Örnek olarak öğretmenlerin, eğitim sistemi nasıl olmalı konusunda düşünceleri var. Eğitim konusunda meclis Öğretmenlerden de oluşmalı. fikirleri şu an ki demokraside olduğundan çok daha ciddiye alınmalı diye düşünüyorum. Tamam baştaki faydalı bir karar çıkartabilir. Ama ona ve onu denetleyenlere geleceğimizi emanet etmeye ne gerek var. Kendi ideolojisini benimseyen insan başka insanların düşüncesini ne kadar dinlese de az çok kendi bildiğini yapıyor.
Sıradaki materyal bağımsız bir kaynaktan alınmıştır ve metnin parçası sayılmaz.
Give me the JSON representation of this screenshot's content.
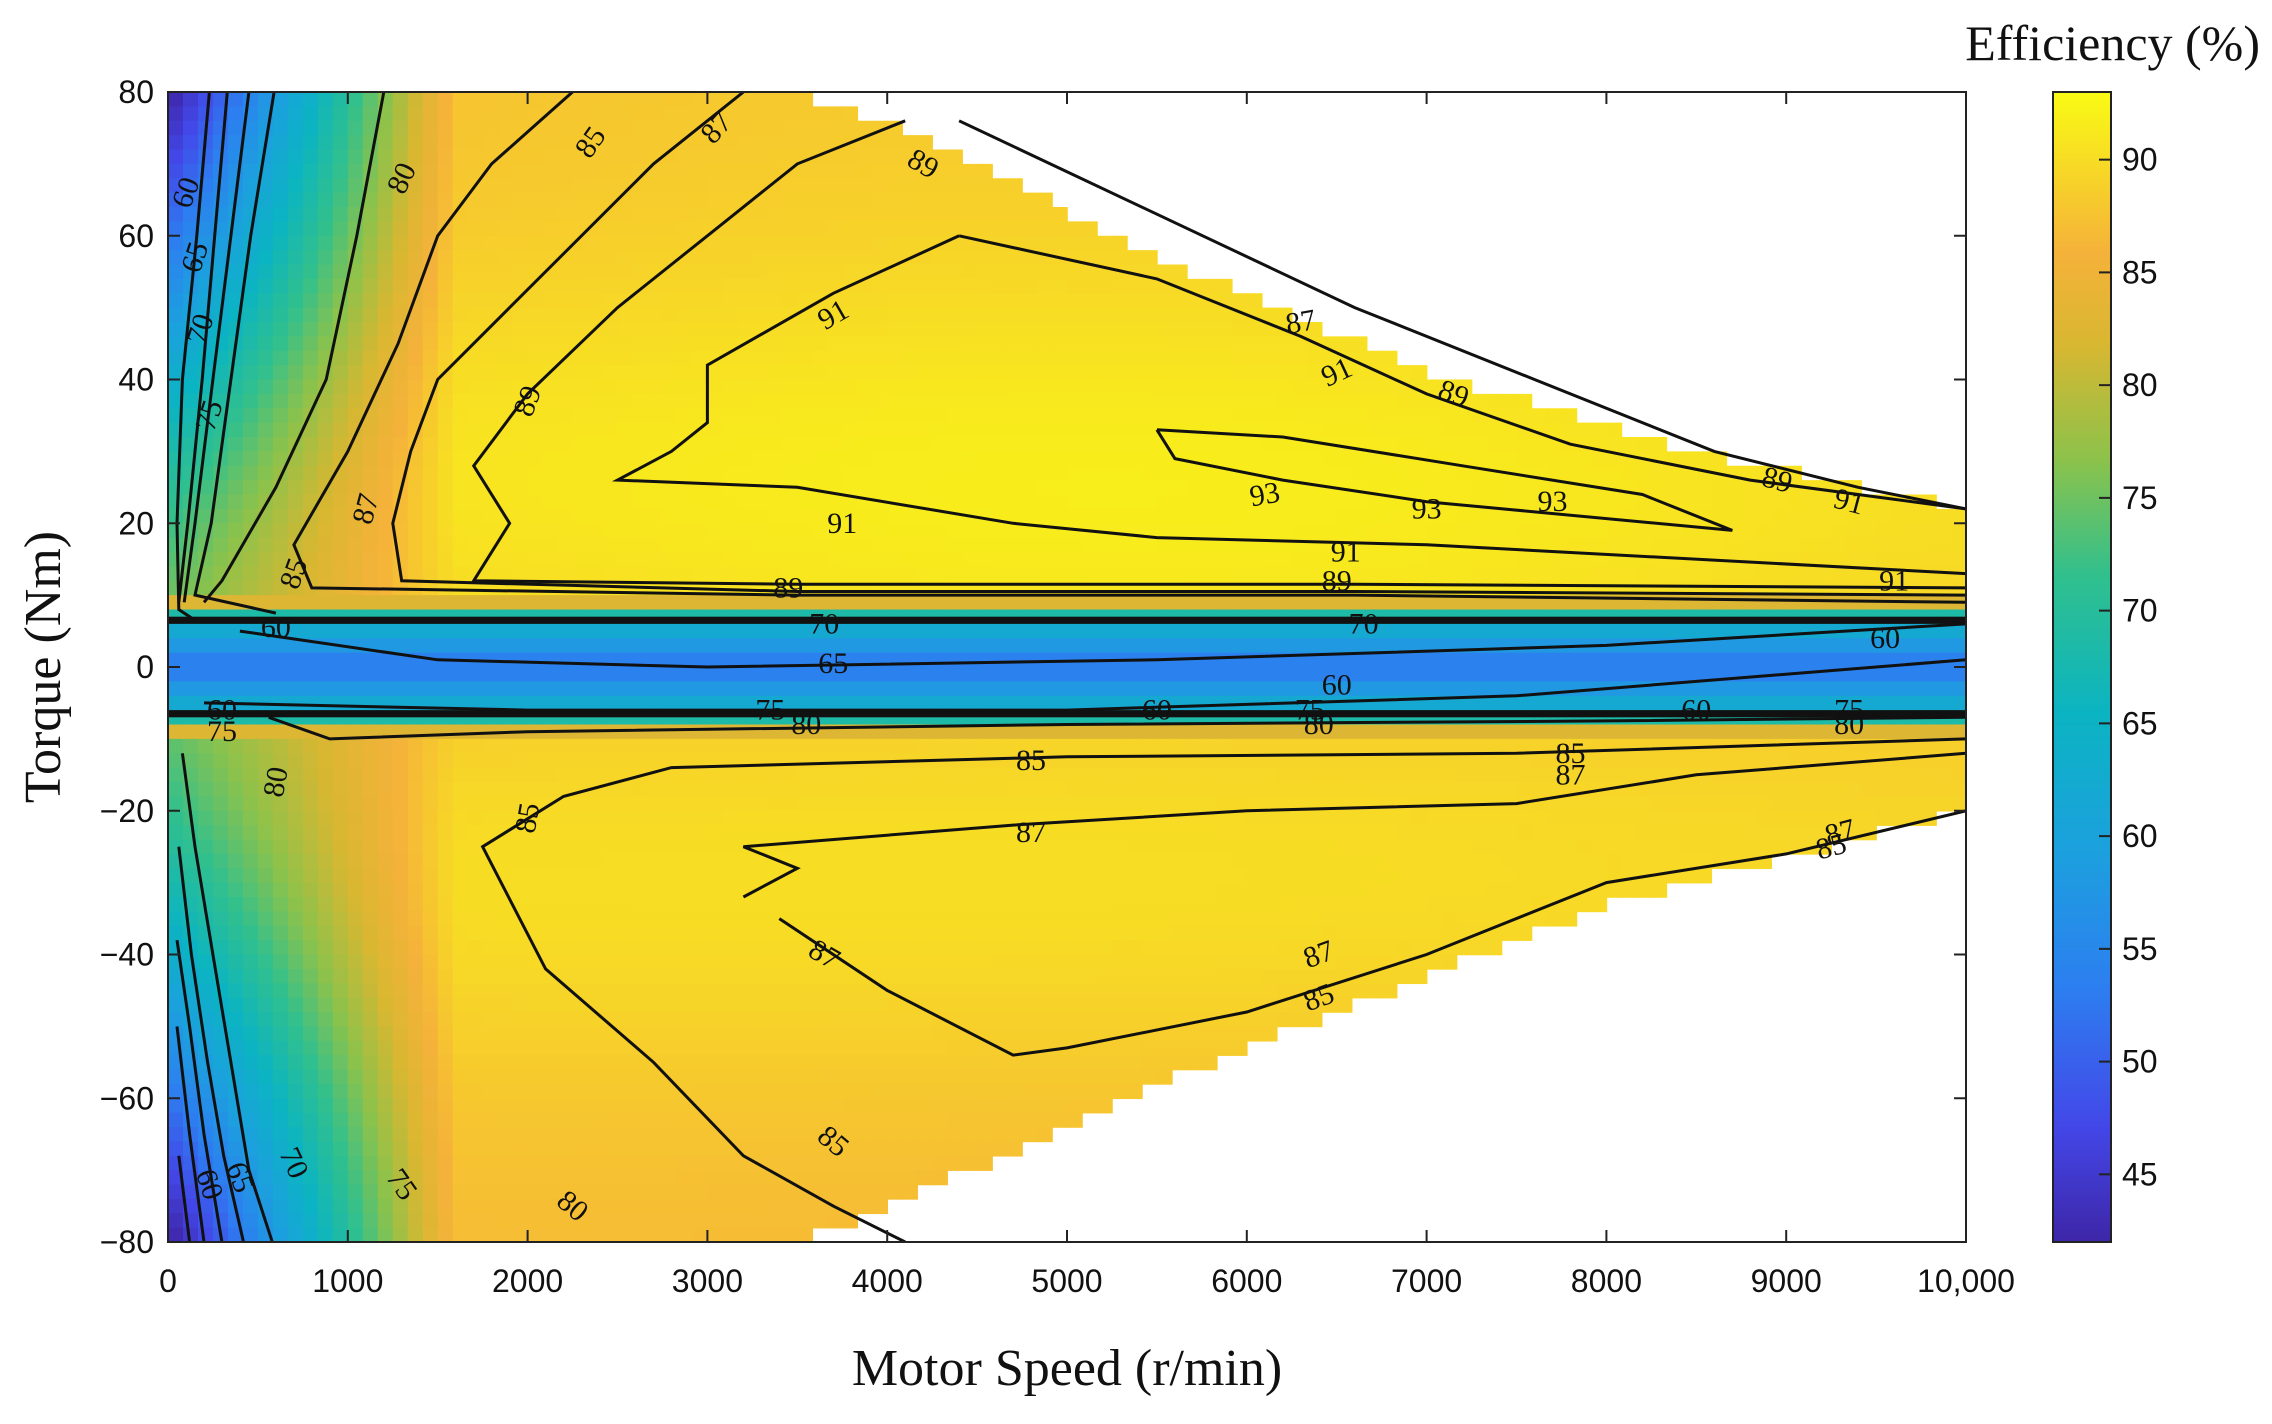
{
  "chart_data": {
    "type": "heatmap",
    "subtype": "efficiency-contour-map",
    "xlabel": "Motor Speed (r/min)",
    "ylabel": "Torque (Nm)",
    "xlim": [
      0,
      10000
    ],
    "ylim": [
      -80,
      80
    ],
    "x_ticks": [
      "0",
      "1000",
      "2000",
      "3000",
      "4000",
      "5000",
      "6000",
      "7000",
      "8000",
      "9000",
      "10,000"
    ],
    "y_ticks": [
      "80",
      "60",
      "40",
      "20",
      "0",
      "−20",
      "−40",
      "−60",
      "−80"
    ],
    "x_tick_values": [
      0,
      1000,
      2000,
      3000,
      4000,
      5000,
      6000,
      7000,
      8000,
      9000,
      10000
    ],
    "y_tick_values": [
      80,
      60,
      40,
      20,
      0,
      -20,
      -40,
      -60,
      -80
    ],
    "colorbar": {
      "title": "Efficiency (%)",
      "range": [
        42,
        93
      ],
      "ticks": [
        "90",
        "85",
        "80",
        "75",
        "70",
        "65",
        "60",
        "55",
        "50",
        "45"
      ],
      "tick_values": [
        90,
        85,
        80,
        75,
        70,
        65,
        60,
        55,
        50,
        45
      ],
      "colormap": "parula"
    },
    "operating_envelope": {
      "motoring_upper_torque": [
        {
          "speed": 0,
          "torque": 80
        },
        {
          "speed": 3500,
          "torque": 80
        },
        {
          "speed": 4200,
          "torque": 74
        },
        {
          "speed": 5500,
          "torque": 57
        },
        {
          "speed": 7000,
          "torque": 41
        },
        {
          "speed": 8500,
          "torque": 30
        },
        {
          "speed": 10000,
          "torque": 22
        }
      ],
      "generating_lower_torque": [
        {
          "speed": 0,
          "torque": -80
        },
        {
          "speed": 3500,
          "torque": -80
        },
        {
          "speed": 4200,
          "torque": -73
        },
        {
          "speed": 5500,
          "torque": -58
        },
        {
          "speed": 6800,
          "torque": -45
        },
        {
          "speed": 8000,
          "torque": -33
        },
        {
          "speed": 10000,
          "torque": -20
        }
      ]
    },
    "contour_lines": [
      {
        "level": 60,
        "region": "motoring",
        "points": [
          [
            230,
            80
          ],
          [
            160,
            60
          ],
          [
            80,
            40
          ],
          [
            50,
            20
          ],
          [
            60,
            8
          ],
          [
            150,
            6.5
          ]
        ]
      },
      {
        "level": 65,
        "region": "motoring",
        "points": [
          [
            330,
            80
          ],
          [
            260,
            60
          ],
          [
            190,
            40
          ],
          [
            110,
            20
          ],
          [
            60,
            9
          ]
        ]
      },
      {
        "level": 70,
        "region": "motoring",
        "points": [
          [
            450,
            80
          ],
          [
            350,
            60
          ],
          [
            250,
            40
          ],
          [
            150,
            20
          ],
          [
            90,
            9
          ]
        ]
      },
      {
        "level": 75,
        "region": "motoring",
        "points": [
          [
            590,
            80
          ],
          [
            460,
            60
          ],
          [
            350,
            40
          ],
          [
            240,
            20
          ],
          [
            150,
            10
          ],
          [
            600,
            7.5
          ]
        ]
      },
      {
        "level": 80,
        "region": "motoring",
        "points": [
          [
            1200,
            80
          ],
          [
            1050,
            60
          ],
          [
            880,
            40
          ],
          [
            600,
            25
          ],
          [
            300,
            12
          ],
          [
            200,
            9
          ]
        ]
      },
      {
        "level": 85,
        "region": "motoring",
        "points": [
          [
            2250,
            80
          ],
          [
            1800,
            70
          ],
          [
            1500,
            60
          ],
          [
            1280,
            45
          ],
          [
            1000,
            30
          ],
          [
            700,
            17
          ],
          [
            800,
            11
          ],
          [
            3500,
            10
          ],
          [
            6600,
            10
          ],
          [
            10000,
            9
          ]
        ]
      },
      {
        "level": 87,
        "region": "motoring",
        "points": [
          [
            3200,
            80
          ],
          [
            2700,
            70
          ],
          [
            2300,
            60
          ],
          [
            1900,
            50
          ],
          [
            1500,
            40
          ],
          [
            1350,
            30
          ],
          [
            1250,
            20
          ],
          [
            1300,
            12
          ],
          [
            3500,
            10.5
          ],
          [
            6600,
            10.5
          ],
          [
            10000,
            10
          ]
        ]
      },
      {
        "level": 89,
        "region": "motoring",
        "points": [
          [
            4100,
            76
          ],
          [
            3500,
            70
          ],
          [
            3100,
            62
          ],
          [
            2500,
            50
          ],
          [
            2000,
            38
          ],
          [
            1700,
            28
          ],
          [
            1900,
            20
          ],
          [
            1700,
            12
          ],
          [
            3500,
            11.5
          ],
          [
            6600,
            11.5
          ],
          [
            10000,
            11
          ]
        ]
      },
      {
        "level": 91,
        "region": "motoring",
        "points": [
          [
            4400,
            60
          ],
          [
            3700,
            52
          ],
          [
            3000,
            42
          ],
          [
            3000,
            34
          ],
          [
            2800,
            30
          ],
          [
            2500,
            26
          ],
          [
            3500,
            25
          ],
          [
            4700,
            20
          ],
          [
            5500,
            18
          ],
          [
            7000,
            17
          ],
          [
            10000,
            13
          ]
        ]
      },
      {
        "level": 93,
        "region": "motoring",
        "points": [
          [
            5500,
            33
          ],
          [
            6200,
            32
          ],
          [
            7200,
            28
          ],
          [
            8200,
            24
          ],
          [
            8700,
            19
          ],
          [
            7000,
            23
          ],
          [
            6200,
            26
          ],
          [
            5600,
            29
          ],
          [
            5500,
            33
          ]
        ]
      },
      {
        "level": 89,
        "region": "motoring-upper",
        "points": [
          [
            4400,
            76
          ],
          [
            5500,
            63
          ],
          [
            6600,
            50
          ],
          [
            7600,
            40
          ],
          [
            8600,
            30
          ],
          [
            9400,
            25
          ],
          [
            10000,
            22
          ]
        ]
      },
      {
        "level": 91,
        "region": "motoring-upper",
        "points": [
          [
            4400,
            60
          ],
          [
            5500,
            54
          ],
          [
            6300,
            46
          ],
          [
            7000,
            38
          ],
          [
            7800,
            31
          ],
          [
            8800,
            26
          ],
          [
            10000,
            22
          ]
        ]
      },
      {
        "level": 65,
        "region": "near-zero",
        "points": [
          [
            400,
            5
          ],
          [
            1500,
            1
          ],
          [
            3000,
            0
          ],
          [
            5500,
            1
          ],
          [
            8000,
            3
          ],
          [
            10000,
            6
          ]
        ]
      },
      {
        "level": 60,
        "region": "near-zero",
        "points": [
          [
            200,
            -5
          ],
          [
            2000,
            -6
          ],
          [
            5000,
            -6
          ],
          [
            7500,
            -4
          ],
          [
            9500,
            0
          ],
          [
            10000,
            1
          ]
        ]
      },
      {
        "level": 80,
        "region": "generating",
        "points": [
          [
            560,
            -7
          ],
          [
            900,
            -10
          ],
          [
            2000,
            -9
          ],
          [
            5000,
            -8
          ],
          [
            8000,
            -7.5
          ],
          [
            10000,
            -7
          ]
        ]
      },
      {
        "level": 85,
        "region": "generating",
        "points": [
          [
            4100,
            -80
          ],
          [
            3700,
            -75
          ],
          [
            3200,
            -68
          ],
          [
            2700,
            -55
          ],
          [
            2100,
            -42
          ],
          [
            1750,
            -25
          ],
          [
            2200,
            -18
          ],
          [
            2800,
            -14
          ],
          [
            5000,
            -12.5
          ],
          [
            7500,
            -12
          ],
          [
            10000,
            -10
          ]
        ]
      },
      {
        "level": 87,
        "region": "generating",
        "points": [
          [
            3200,
            -32
          ],
          [
            3500,
            -28
          ],
          [
            3200,
            -25
          ],
          [
            4700,
            -22
          ],
          [
            6000,
            -20
          ],
          [
            7500,
            -19
          ],
          [
            8500,
            -15
          ],
          [
            10000,
            -12
          ]
        ]
      },
      {
        "level": 87,
        "region": "generating-lower",
        "points": [
          [
            3400,
            -35
          ],
          [
            4000,
            -45
          ],
          [
            4700,
            -54
          ],
          [
            5000,
            -53
          ],
          [
            6000,
            -48
          ],
          [
            7000,
            -40
          ],
          [
            8000,
            -30
          ],
          [
            9000,
            -26
          ],
          [
            10000,
            -20
          ]
        ]
      },
      {
        "level": 80,
        "region": "generating-left",
        "points": [
          [
            580,
            -80
          ],
          [
            450,
            -70
          ],
          [
            350,
            -55
          ],
          [
            250,
            -40
          ],
          [
            150,
            -25
          ],
          [
            80,
            -12
          ]
        ]
      },
      {
        "level": 75,
        "region": "generating-left",
        "points": [
          [
            420,
            -80
          ],
          [
            310,
            -68
          ],
          [
            220,
            -55
          ],
          [
            130,
            -40
          ],
          [
            60,
            -25
          ]
        ]
      },
      {
        "level": 70,
        "region": "generating-left",
        "points": [
          [
            300,
            -80
          ],
          [
            200,
            -65
          ],
          [
            120,
            -50
          ],
          [
            50,
            -38
          ]
        ]
      },
      {
        "level": 65,
        "region": "generating-left",
        "points": [
          [
            200,
            -80
          ],
          [
            120,
            -65
          ],
          [
            50,
            -50
          ]
        ]
      },
      {
        "level": 60,
        "region": "generating-left",
        "points": [
          [
            120,
            -80
          ],
          [
            60,
            -68
          ]
        ]
      }
    ],
    "contour_labels": [
      {
        "text": "60",
        "x": 100,
        "y": 66,
        "angle": -70
      },
      {
        "text": "65",
        "x": 150,
        "y": 57,
        "angle": -72
      },
      {
        "text": "70",
        "x": 180,
        "y": 47,
        "angle": -72
      },
      {
        "text": "75",
        "x": 230,
        "y": 35,
        "angle": -72
      },
      {
        "text": "80",
        "x": 1300,
        "y": 68,
        "angle": -65
      },
      {
        "text": "85",
        "x": 2350,
        "y": 73,
        "angle": -55
      },
      {
        "text": "87",
        "x": 3050,
        "y": 75,
        "angle": -48
      },
      {
        "text": "89",
        "x": 4200,
        "y": 70,
        "angle": 30
      },
      {
        "text": "91",
        "x": 3700,
        "y": 49,
        "angle": -30
      },
      {
        "text": "89",
        "x": 2000,
        "y": 37,
        "angle": -70
      },
      {
        "text": "87",
        "x": 1100,
        "y": 22,
        "angle": -75
      },
      {
        "text": "85",
        "x": 700,
        "y": 13,
        "angle": -70
      },
      {
        "text": "87",
        "x": 6300,
        "y": 48,
        "angle": -10
      },
      {
        "text": "91",
        "x": 6500,
        "y": 41,
        "angle": -25
      },
      {
        "text": "89",
        "x": 7150,
        "y": 38,
        "angle": 20
      },
      {
        "text": "93",
        "x": 6100,
        "y": 24,
        "angle": -10
      },
      {
        "text": "93",
        "x": 7000,
        "y": 22,
        "angle": 0
      },
      {
        "text": "93",
        "x": 7700,
        "y": 23,
        "angle": 0
      },
      {
        "text": "91",
        "x": 3750,
        "y": 20,
        "angle": 0
      },
      {
        "text": "91",
        "x": 6550,
        "y": 16,
        "angle": 0
      },
      {
        "text": "89",
        "x": 3450,
        "y": 11,
        "angle": 0
      },
      {
        "text": "89",
        "x": 6500,
        "y": 12,
        "angle": 0
      },
      {
        "text": "89",
        "x": 8950,
        "y": 26,
        "angle": 15
      },
      {
        "text": "91",
        "x": 9350,
        "y": 23,
        "angle": 15
      },
      {
        "text": "91",
        "x": 9600,
        "y": 12,
        "angle": 0
      },
      {
        "text": "65",
        "x": 3700,
        "y": 0.5,
        "angle": 0
      },
      {
        "text": "60",
        "x": 6500,
        "y": -2.5,
        "angle": 0
      },
      {
        "text": "60",
        "x": 9550,
        "y": 4,
        "angle": 0
      },
      {
        "text": "60",
        "x": 5500,
        "y": -6,
        "angle": 0
      },
      {
        "text": "60",
        "x": 8500,
        "y": -6,
        "angle": 0
      },
      {
        "text": "80",
        "x": 3550,
        "y": -8,
        "angle": 0
      },
      {
        "text": "80",
        "x": 6400,
        "y": -8,
        "angle": 0
      },
      {
        "text": "80",
        "x": 9350,
        "y": -8,
        "angle": 0
      },
      {
        "text": "85",
        "x": 4800,
        "y": -13,
        "angle": 0
      },
      {
        "text": "85",
        "x": 7800,
        "y": -12,
        "angle": 0
      },
      {
        "text": "87",
        "x": 7800,
        "y": -15,
        "angle": 0
      },
      {
        "text": "87",
        "x": 4800,
        "y": -23,
        "angle": 0
      },
      {
        "text": "85",
        "x": 2000,
        "y": -21,
        "angle": -80
      },
      {
        "text": "80",
        "x": 600,
        "y": -16,
        "angle": -80
      },
      {
        "text": "87",
        "x": 3650,
        "y": -40,
        "angle": 30
      },
      {
        "text": "87",
        "x": 6400,
        "y": -40,
        "angle": -20
      },
      {
        "text": "85",
        "x": 6400,
        "y": -46,
        "angle": -20
      },
      {
        "text": "87",
        "x": 9300,
        "y": -23,
        "angle": -15
      },
      {
        "text": "85",
        "x": 9250,
        "y": -25,
        "angle": -15
      },
      {
        "text": "85",
        "x": 3700,
        "y": -66,
        "angle": 40
      },
      {
        "text": "80",
        "x": 2250,
        "y": -75,
        "angle": 40
      },
      {
        "text": "75",
        "x": 1300,
        "y": -72,
        "angle": 55
      },
      {
        "text": "70",
        "x": 700,
        "y": -69,
        "angle": 65
      },
      {
        "text": "65",
        "x": 400,
        "y": -71,
        "angle": 70
      },
      {
        "text": "60",
        "x": 230,
        "y": -72,
        "angle": 72
      },
      {
        "text": "75",
        "x": 300,
        "y": -9,
        "angle": 0
      },
      {
        "text": "60",
        "x": 300,
        "y": -6,
        "angle": 0
      },
      {
        "text": "60",
        "x": 600,
        "y": 5.5,
        "angle": 0
      },
      {
        "text": "70",
        "x": 3650,
        "y": 6,
        "angle": 0
      },
      {
        "text": "70",
        "x": 6650,
        "y": 6,
        "angle": 0
      },
      {
        "text": "75",
        "x": 3350,
        "y": -6,
        "angle": 0
      },
      {
        "text": "75",
        "x": 6350,
        "y": -6,
        "angle": 0
      },
      {
        "text": "75",
        "x": 9350,
        "y": -6,
        "angle": 0
      }
    ]
  }
}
Onu denetleyen adamın da kendi düşüncesi ve o kanunları yazan adamın veya meclisin de kendi düşüncesi var . yani ne 1 bir bakan ne bir meclis ne bir anayasa herkesi her zaman temsil(ifade) edemiyor. Sen oyunu vermelisin bu tarz konularda olursa olur olmazsa olmaz.
Çok basit bir örnek daha vereceğim. Kapalı kadınların her yerde işe girmesini istiyorum bunu tek sağlayabilecek muhafazakar parti diyelim. Ama Peygamber efendimizin hayatının bütün okullarda zorunlu eğitim olmasını istemiyorum(çünkü inanmayan vatandaşımız da var). Bunu da sağlayabilecek başka bir partinin eğitim bakanı. Bu iki konunun yönetimine tek veya birden fazla bir oluşum bakıyor (parti, başkan meclis veya kurumlar ) bu konuda hem kapanan arkadaşların işe girebileceği hem de peygamber efendimizin hayatını zorunlu kılmayacak birini (parti, milletvekili, aday) bulmak yerine millete bırakalım. Bize dayatılan olmasın millet ne istiyorsa o olsun anlayışındayım . Şimdi demokrasinin başına doğru insanlar geçtiğinde böyle bir sorun ortada kalmıyor ama her zaman doğru işlenemiyor ve her zaman doğru işlenmeyecek. Diyeceklerim bu kadar.